Each module is independently deployable with ./deploy.sh <module> <cloud>. Click through to the workflow deep-dives for inputs, outputs, models, and example runs.

Single Cell

Single-cell RNA-seq at scale. Run end-to-end pipelines on millions of cells with Scanpy or GPU-accelerated rapids-singlecell (part of scverse). Annotate cell types per cluster against SCimilarity's 23M-cell reference database, search published studies for similar cells, and predict the effect of gene knockouts or overexpression with scGPT. The interactive results viewer offers UMAP exploration, differential expression, pathway enrichment, and trajectory analysis on the same run.

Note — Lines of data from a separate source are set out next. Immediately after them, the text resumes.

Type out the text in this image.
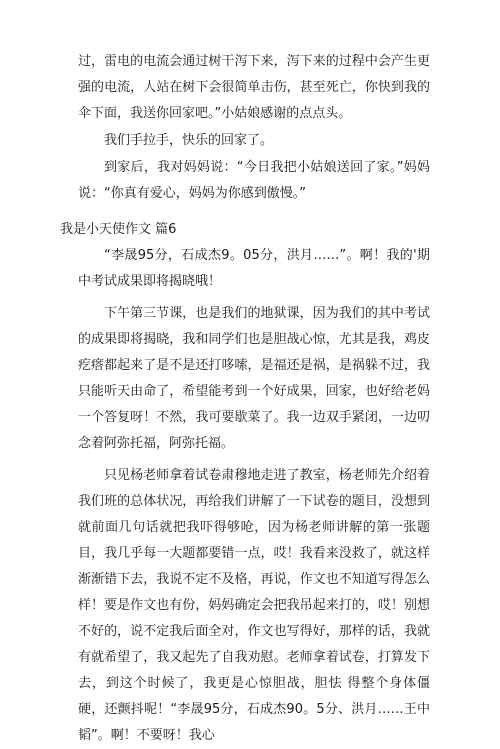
过，雷电的电流会通过树干泻下来，泻下来的过程中会产生更强的电流，人站在树下会很简单击伤，甚至死亡，你快到我的伞下面，我送你回家吧。”小姑娘感谢的点点头。

我们手拉手，快乐的回家了。

到家后，我对妈妈说：“今日我把小姑娘送回了家。”妈妈说：“你真有爱心，妈妈为你感到傲慢。”

我是小天使作文 篇6

“李晟95分，石成杰9。05分，洪月……”。啊！我的'期中考试成果即将揭晓哦！

下午第三节课，也是我们的地狱课，因为我们的其中考试的成果即将揭晓，我和同学们也是胆战心惊，尤其是我，鸡皮疙瘩都起来了是不是还打哆嗦，是福还是祸，是祸躲不过，我只能听天由命了，希望能考到一个好成果，回家，也好给老妈一个答复呀！不然，我可要歇菜了。我一边双手紧闭，一边叨念着阿弥托福，阿弥托福。

只见杨老师拿着试卷肃穆地走进了教室，杨老师先介绍着我们班的总体状况，再给我们讲解了一下试卷的题目，没想到就前面几句话就把我吓得够呛，因为杨老师讲解的第一张题目，我几乎每一大题都要错一点，哎！我看来没救了，就这样渐渐错下去，我说不定不及格，再说，作文也不知道写得怎么样！要是作文也有份，妈妈确定会把我吊起来打的，哎！别想不好的，说不定我后面全对，作文也写得好，那样的话，我就有就希望了，我又起先了自我劝慰。老师拿着试卷，打算发下去，到这个时候了，我更是心惊胆战，胆怯 得整个身体僵硬，还颤抖呢！“李晟95分，石成杰90。5分、洪月……王中韬”。啊！不要呀！我心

Models bundled: scGPT, SCimilarity, Scanpy, rapids-singlecell (part of scverse), Merck TEDDY-G 400M (joint cell-type + disease annotation)

📖 Single Cell Analysis · Cell Type Annotation · Cell Similarity Search · Gene Perturbation Prediction

Large Molecule

Protein structure prediction, design, and engineering. Fold proteins in seconds with ESMFold or at high accuracy with AlphaFold2; design novel backbones with RFDiffusion + ProteinMPNN; redesign sequences for a fixed backbone (inverse folding) with ProteinMPNN and validate each design by re-folding with ESMFold; run BLAST-like searches across 150M+ sequences using ESM-2 embeddings. The Guided Enzyme Optimization workflow chains Proteina-Complexa, ProteinMPNN, ESMFold, Boltz, NetSolP, PLTNUM, DeepSTABp, and MHCflurry into a reward-weighted scaffold-and-score loop that surfaces variants ranked on motif fidelity, fold confidence, optional substrate complex, and four developability axes (solubility, anchor-relative half-life, melting temperature, immunogenic burden).

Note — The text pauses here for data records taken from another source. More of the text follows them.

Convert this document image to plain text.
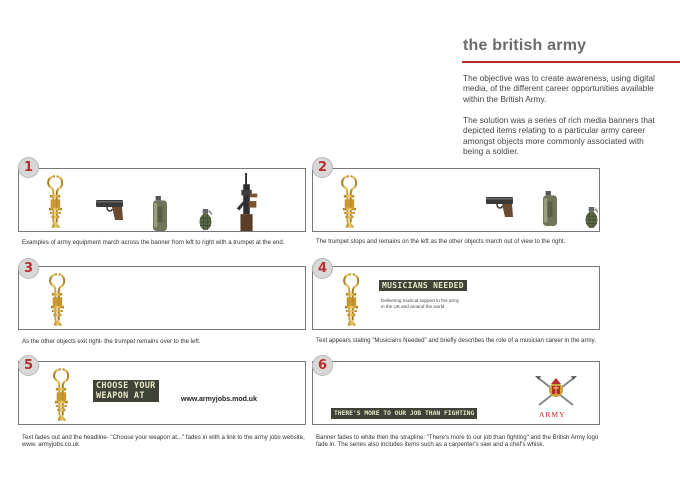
the british army
The objective was to create awareness, using digital media, of the different career opportunities available within the British Army.
The solution was a series of rich media banners that depicted items relating to a particular army career amongst objects more commonly associated with being a soldier.
1
Examples of army equipment march across the banner from left to right with a trumpet at the end.
2
The trumpet stops and remains on the left as the other objects march out of view to the right.
3
As the other objects exit right- the trumpet remains over to the left.
MUSICIANS NEEDED
Delivering musical support to the army
in the UK and around the world
4
Text appears stating "Musicians Needed" and briefly describes the role of a musician career in the army.
CHOOSE YOUR
WEAPON AT	www.armyjobs.mod.uk
5
Text fades out and the headline- "Choose your weapon at..." fades in with a link to the army jobs website, www. armyjobs.co.uk
THERE'S MORE TO OUR JOB THAN FIGHTING	ARMY
6
Banner fades to white then the strapline: "There's more to our job than fighting" and the British Army logo fade in. The series also includes items such as a carpenter's saw and a chef's whisk.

Models bundled: ESMFold, ESM-2 Embeddings, AlphaFold2, ProteinMPNN, RFDiffusion, Boltz

📖 Protein Structure Prediction · Protein Design · Inverse Folding · Sequence Similarity Search · Guided Enzyme Optimization

Small Molecule

Drug-discovery essentials. Generate novel candidate molecules from a seed scaffold or binding motif with GenMol in a hard-constraint generate→score→reseed loop (Guided Molecule Design), profile candidates for drug-like properties and toxicity with ChemProp, predict protein-ligand binding poses with DiffDock, design protein binders to a target protein or small molecule with Proteina-Complexa, and transplant functional motifs into new scaffolds. Each generated candidate can be scored on developability through NetSolP (solubility), PLTNUM-ESM2 (relative half-life), DeepSTABp (melting temperature), and MHCflurry (immunogenic burden).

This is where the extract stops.